O que não falta, nesse mercado, são opções. Pelo menos duas dezenas de empresas já exploram o filão nos Estados unidos. A demanda também não para de crescer, apesar do preço salgado da carne de mentirinha. uma bandeja de 240 gramas de tiras de “frango vegetariano” comercializado pela Beyond Meat não sai por menos de US$5. As vendas de alternativas à carne cresceram 8% nos Estados Unidos entre 2010 e 2012, chegando a US$ 553 milhões anuais, segundo pesquisa da Mintel, empresa especializada em pesquisas de mercado.
Outro estudo da empresa, divulgado em 2013, indicou que mais de um terço dos americanos adquiriu substitutos da carne, sobretudo tofu e tempeh, embora apenas 7% dos entrevistados se identificassem como vegetarianos. Mais importante: 51% dos consumidores ouvidos pela Mintel acreditam que esses substitutos são mais saudáveis do que a carne.
Esse mercado também despertou o apetite, inesperado, de bilionários do Vale do Silício, como Biz Stone e Evan Williams, do Twitter, e Bill Gates, da Microsoft. Mas nenhum deles mergulhou mais a fundo nesse exercício de reinvenção gastronômica do que Sergey Brin, um dos fundadores da Google.
Brin é um dos principais investidores do chamado “bife de laboratório”, o mais revolucionário entre todos os substitutos de produtos de origem animal. Ele doou mais de 250 mil euros para a equipe de Mark Post, titular da cadeira de Fisiologia da universidade de Maastricht, na Holanda, para que provasse a viabilidade de produzir carne em uma placa de Petri [1] (mais aqui). Os pesquisadores estimularam a produção de fibras musculares a partir de células-tronco bovinas submetidas a uma proteína promotora do crescimento de tecidos e nutridas por açúcares, aminoácidos e sangue de cordão umbilical de bezerros.
[1] Recipiente redondo usado em laboratório para cultura de micróbios
Em agosto do ano passado, Post apresentou ao mundo o primeiro hambúrguer de proveta durante entrevista coletiva em Londres. As poucas pessoas convidadas a experimentá-lo disseram que o gosto era razoável, apesar de lhe faltar o caldinho da carne convencional.
Em uma conferência sobre nutrição animal em Bangcoc, na Tailândia, em abril, Post declarou a uma plateia de pecuaristas que vê a carne de laboratório como complemento do produto tradicional, já que a pecuária não tem condições de atender à crescente demanda global. Ele admitiu que o bife sintético ainda apresenta custo proibitivo e que tem muito chão pela frente.
“Uma boa alternativa para o produto da pecuária precisa ser eficiente, sustentável e mimetizar a carne”, afirmou. “nós também precisamos aperfeiçoar a sua cor, o sabor, o teor de gordura e de ferro.
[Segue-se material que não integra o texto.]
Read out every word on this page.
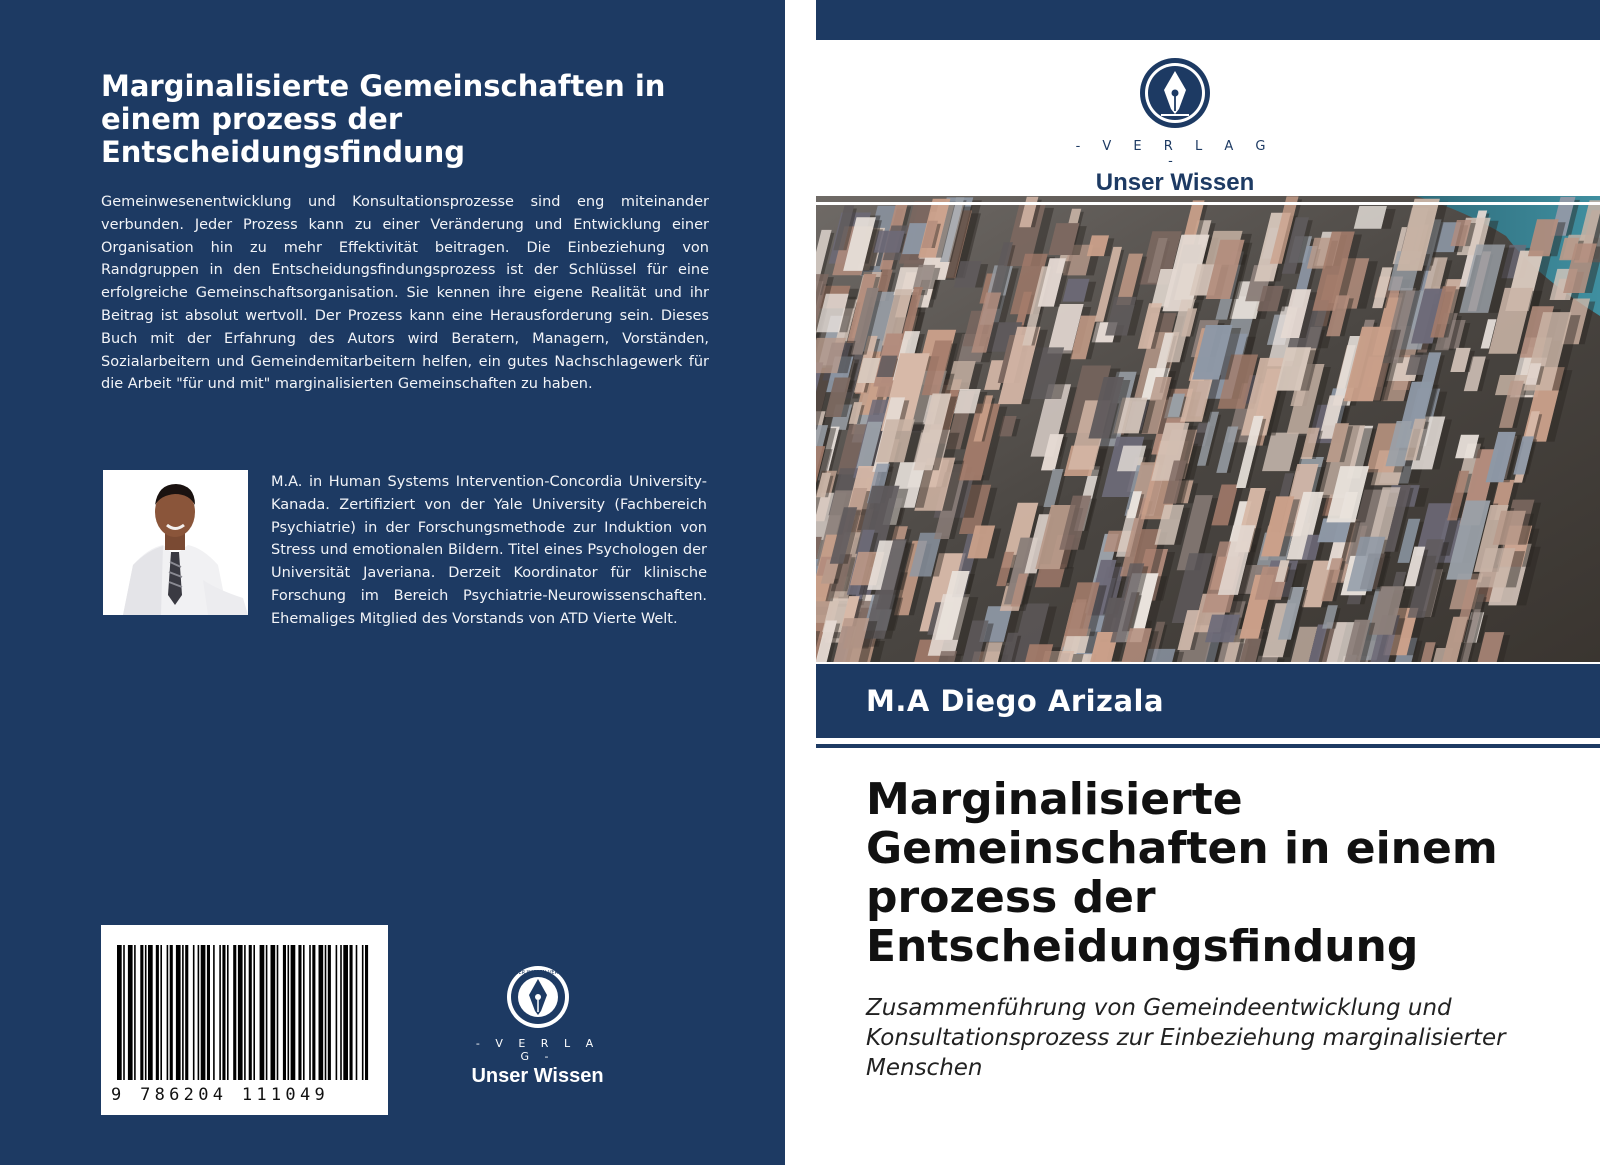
Marginalisierte Gemeinschaften in einem prozess der Entscheidungsfindung

Gemeinwesenentwicklung und Konsultationsprozesse sind eng miteinander verbunden. Jeder Prozess kann zu einer Veränderung und Entwicklung einer Organisation hin zu mehr Effektivität beitragen. Die Einbeziehung von Randgruppen in den Entscheidungsfindungsprozess ist der Schlüssel für eine erfolgreiche Gemeinschaftsorganisation. Sie kennen ihre eigene Realität und ihr Beitrag ist absolut wertvoll. Der Prozess kann eine Herausforderung sein. Dieses Buch mit der Erfahrung des Autors wird Beratern, Managern, Vorständen, Sozialarbeitern und Gemeindemitarbeitern helfen, ein gutes Nachschlagewerk für die Arbeit "für und mit" marginalisierten Gemeinschaften zu haben.

M.A. in Human Systems Intervention-Concordia University-Kanada. Zertifiziert von der Yale University (Fachbereich Psychiatrie) in der Forschungsmethode zur Induktion von Stress und emotionalen Bildern. Titel eines Psychologen der Universität Javeriana. Derzeit Koordinator für klinische Forschung im Bereich Psychiatrie-Neurowissenschaften. Ehemaliges Mitglied des Vorstands von ATD Vierte Welt.

9 786204 111049
UNSER WISSEN VERLAG
- V E R L A G -
Unser Wissen
- V E R L A G -
Unser Wissen
M.A Diego Arizala
Marginalisierte Gemeinschaften in einem prozess der Entscheidungsfindung

Zusammenführung von Gemeindeentwicklung und Konsultationsprozess zur Einbeziehung marginalisierter Menschen
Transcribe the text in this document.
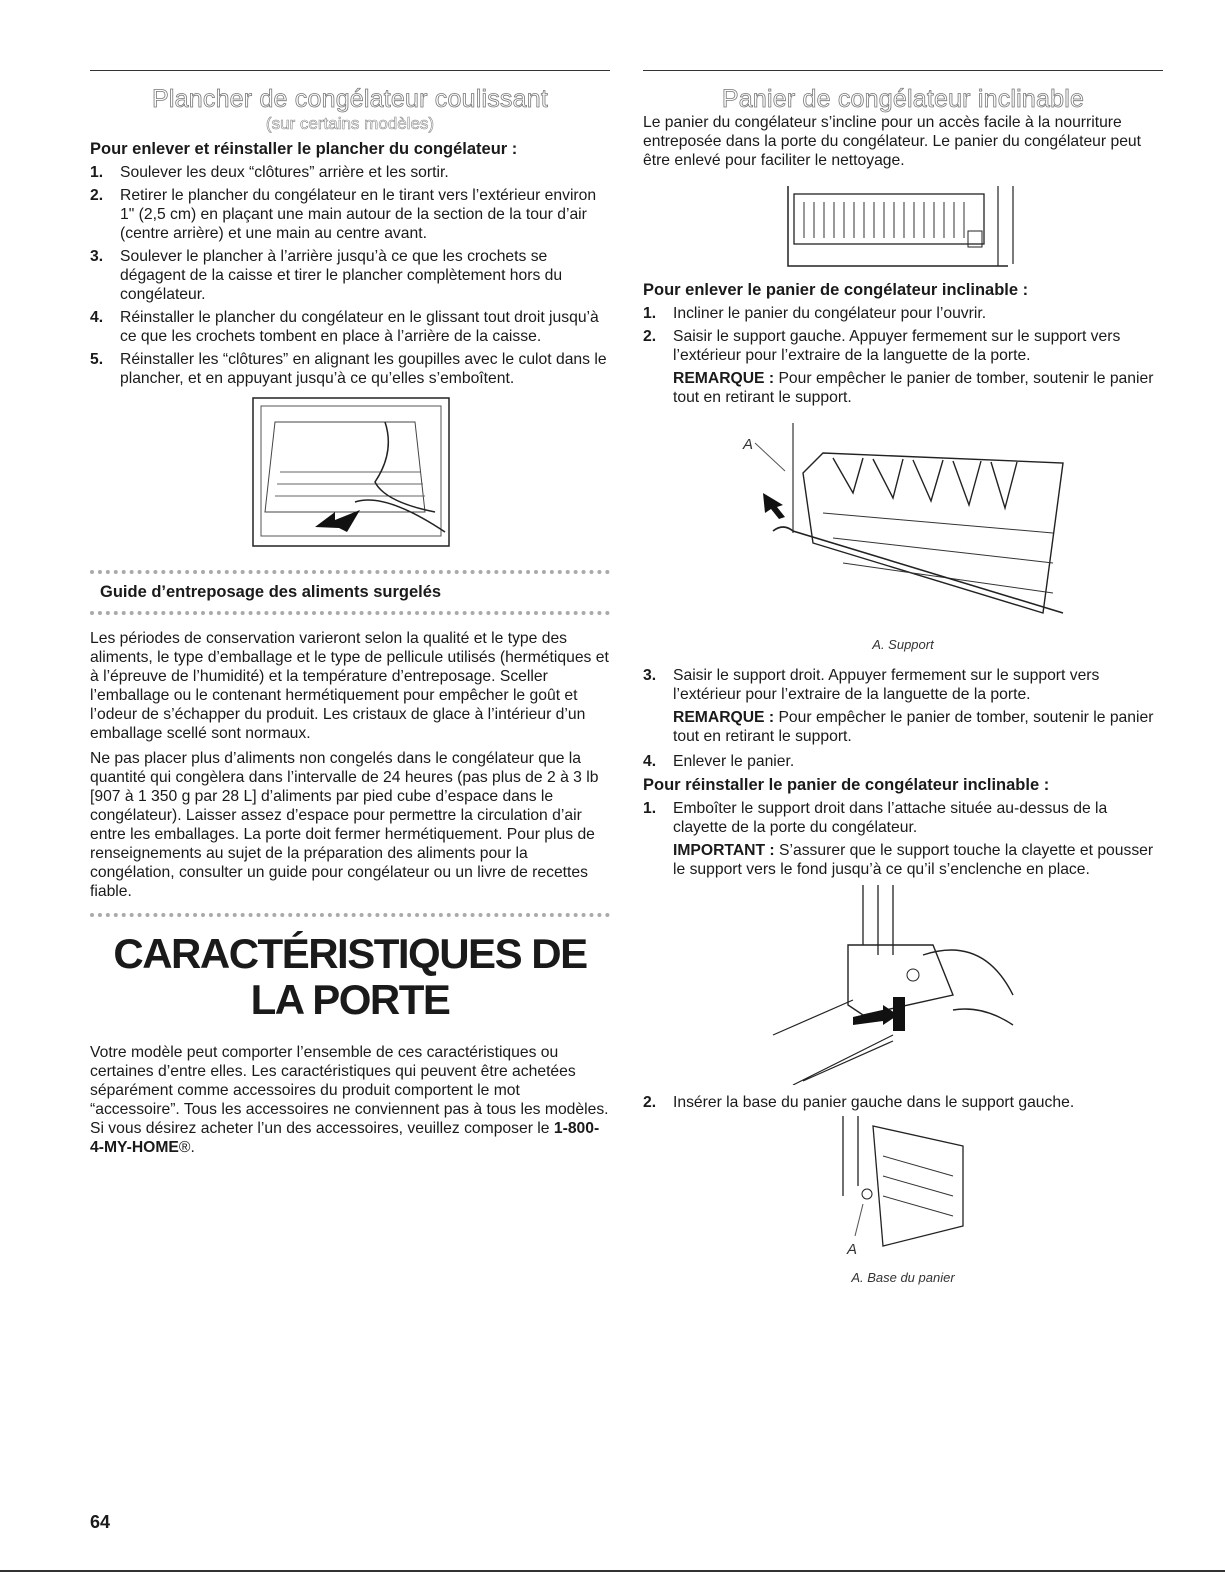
Plancher de congélateur coulissant
(sur certains modèles)
Pour enlever et réinstaller le plancher du congélateur :
1. Soulever les deux “clôtures” arrière et les sortir.
2. Retirer le plancher du congélateur en le tirant vers l’extérieur environ 1" (2,5 cm) en plaçant une main autour de la section de la tour d’air (centre arrière) et une main au centre avant.
3. Soulever le plancher à l’arrière jusqu’à ce que les crochets se dégagent de la caisse et tirer le plancher complètement hors du congélateur.
4. Réinstaller le plancher du congélateur en le glissant tout droit jusqu’à ce que les crochets tombent en place à l’arrière de la caisse.
5. Réinstaller les “clôtures” en alignant les goupilles avec le culot dans le plancher, et en appuyant jusqu’à ce qu’elles s’emboîtent.
Guide d’entreposage des aliments surgelés

Les périodes de conservation varieront selon la qualité et le type des aliments, le type d’emballage et le type de pellicule utilisés (hermétiques et à l’épreuve de l’humidité) et la température d’entreposage. Sceller l’emballage ou le contenant hermétiquement pour empêcher le goût et l’odeur de s’échapper du produit. Les cristaux de glace à l’intérieur d’un emballage scellé sont normaux.

Ne pas placer plus d’aliments non congelés dans le congélateur que la quantité qui congèlera dans l’intervalle de 24 heures (pas plus de 2 à 3 lb [907 à 1 350 g par 28 L] d’aliments par pied cube d’espace dans le congélateur). Laisser assez d’espace pour permettre la circulation d’air entre les emballages. La porte doit fermer hermétiquement. Pour plus de renseignements au sujet de la préparation des aliments pour la congélation, consulter un guide pour congélateur ou un livre de recettes fiable.

CARACTÉRISTIQUES DE
LA PORTE

Votre modèle peut comporter l’ensemble de ces caractéristiques ou certaines d’entre elles. Les caractéristiques qui peuvent être achetées séparément comme accessoires du produit comportent le mot “accessoire”. Tous les accessoires ne conviennent pas à tous les modèles. Si vous désirez acheter l’un des accessoires, veuillez composer le 1-800-4-MY-HOME®.

Panier de congélateur inclinable

Le panier du congélateur s’incline pour un accès facile à la nourriture entreposée dans la porte du congélateur. Le panier du congélateur peut être enlevé pour faciliter le nettoyage.

Pour enlever le panier de congélateur inclinable :
1. Incliner le panier du congélateur pour l’ouvrir.
2. Saisir le support gauche. Appuyer fermement sur le support vers l’extérieur pour l’extraire de la languette de la porte.
REMARQUE : Pour empêcher le panier de tomber, soutenir le panier tout en retirant le support.
A
A. Support
3. Saisir le support droit. Appuyer fermement sur le support vers l’extérieur pour l’extraire de la languette de la porte.
REMARQUE : Pour empêcher le panier de tomber, soutenir le panier tout en retirant le support.
4. Enlever le panier.
Pour réinstaller le panier de congélateur inclinable :
1. Emboîter le support droit dans l’attache située au-dessus de la clayette de la porte du congélateur.
IMPORTANT : S’assurer que le support touche la clayette et pousser le support vers le fond jusqu’à ce qu’il s’enclenche en place.
2. Insérer la base du panier gauche dans le support gauche.
A
A. Base du panier
64
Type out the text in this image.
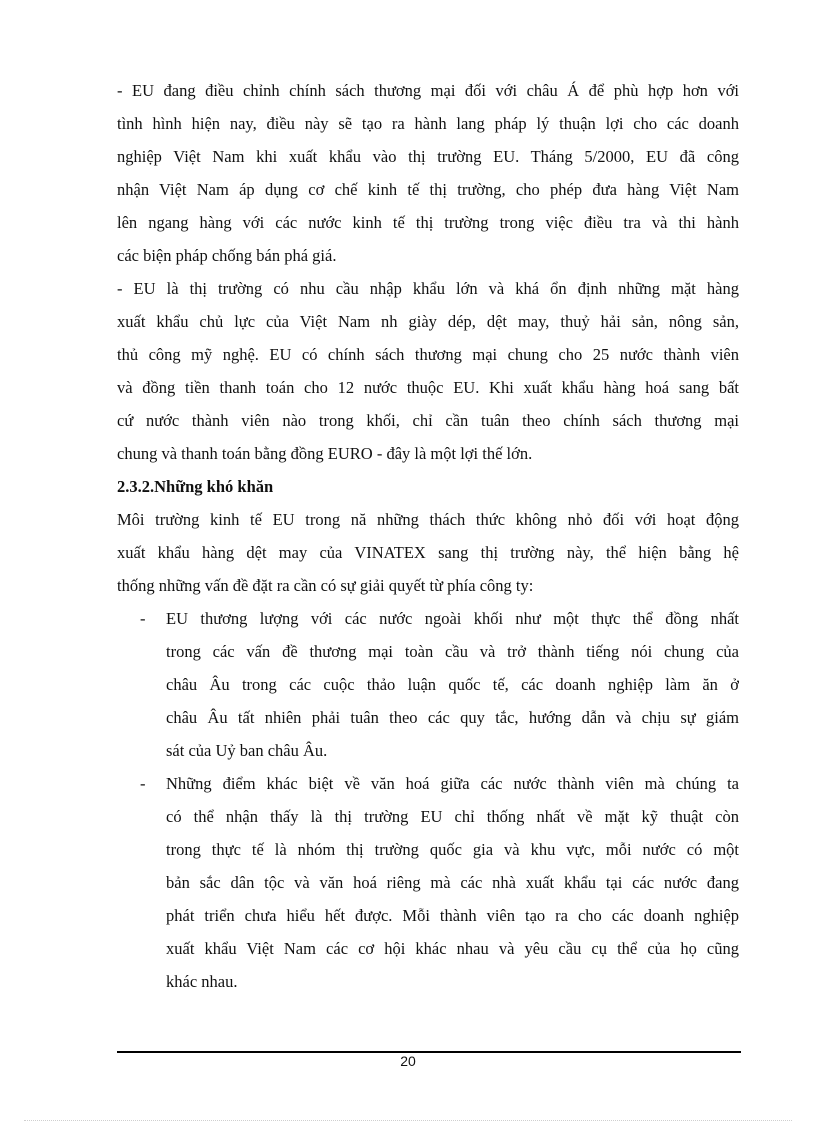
- EU đang điều chỉnh chính sách thương mại đối với châu Á để phù hợp hơn với
tình hình hiện nay, điều này sẽ tạo ra hành lang pháp lý thuận lợi cho các doanh
nghiệp Việt Nam khi xuất khẩu vào thị trường EU. Tháng 5/2000, EU đã công
nhận Việt Nam áp dụng cơ chế kinh tế thị trường, cho phép đưa hàng Việt Nam
lên ngang hàng với các nước kinh tế thị trường trong việc điều tra và thi hành
các biện pháp chống bán phá giá.
- EU là thị trường có nhu cầu nhập khẩu lớn và khá ổn định những mặt hàng
xuất khẩu chủ lực của Việt Nam nh giày dép, dệt may, thuỷ hải sản, nông sản,
thủ công mỹ nghệ. EU có chính sách thương mại chung cho 25 nước thành viên
và đồng tiền thanh toán cho 12 nước thuộc EU. Khi xuất khẩu hàng hoá sang bất
cứ nước thành viên nào trong khối, chỉ cần tuân theo chính sách thương mại
chung và thanh toán bằng đồng EURO - đây là một lợi thế lớn.
2.3.2.Những khó khăn
Môi trường kinh tế EU trong nă những thách thức không nhỏ đối với hoạt động
xuất khẩu hàng dệt may của VINATEX sang thị trường này, thể hiện bằng hệ
thống những vấn đề đặt ra cần có sự giải quyết từ phía công ty:
- EU thương lượng với các nước ngoài khối như một thực thể đồng nhất
trong các vấn đề thương mại toàn cầu và trở thành tiếng nói chung của
châu Âu trong các cuộc thảo luận quốc tế, các doanh nghiệp làm ăn ở
châu Âu tất nhiên phải tuân theo các quy tắc, hướng dẫn và chịu sự giám
sát của Uỷ ban châu Âu.
- Những điểm khác biệt về văn hoá giữa các nước thành viên mà chúng ta
có thể nhận thấy là thị trường EU chỉ thống nhất về mặt kỹ thuật còn
trong thực tế là nhóm thị trường quốc gia và khu vực, mỗi nước có một
bản sắc dân tộc và văn hoá riêng mà các nhà xuất khẩu tại các nước đang
phát triển chưa hiểu hết được. Mỗi thành viên tạo ra cho các doanh nghiệp
xuất khẩu Việt Nam các cơ hội khác nhau và yêu cầu cụ thể của họ cũng
khác nhau.
20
Nosso objetivo é criar um bife de verdade em um espaço de quatro a cinco anos.”
Ninguém discute o mérito desta e de outras 30 iniciativas que tentam sintetizar carne em laboratório. Mas todos os desbravadores dessa nova fronteira terão de baixar custos, acertar no tempero e convencer a população de que um alimento altamente “engenheirado” e processado é uma alternativa saudável e apetitosa, capaz de competir com o bifinho que a vovó passava na chapa ou a
picanha vendida a preço de ouro nos rodízios da vida. haja mistureba e marketing para vencer batalha tão inglória.
* Jornalista especializada em meio ambiente, escreve para os blogs De Lá Pra Cá e Deep Brazil
[:en]
Iniciativas para substituir a carne ou produzi-la em laboratório buscam driblar os impactos ambientais e éticos da pecuária, mas ainda esbarram em custos altos e sabor questionável
Um produto vegetariano que imite perfeitamente carne ou frango é o Santo Graal da indústria de alimentos. há décadas, o setor brinca de alquimista, combinando soja e milho a ingredientes insólitos, como proteína de fungos e extrato de algas, na tentativa de sintetizar um alimento com o sabor, a textura e as características nutritivas da proteína animal, mas sem as desvantagens ambientais e éticas da pecuária. Muitos tentaram, mas ninguém chegou lá.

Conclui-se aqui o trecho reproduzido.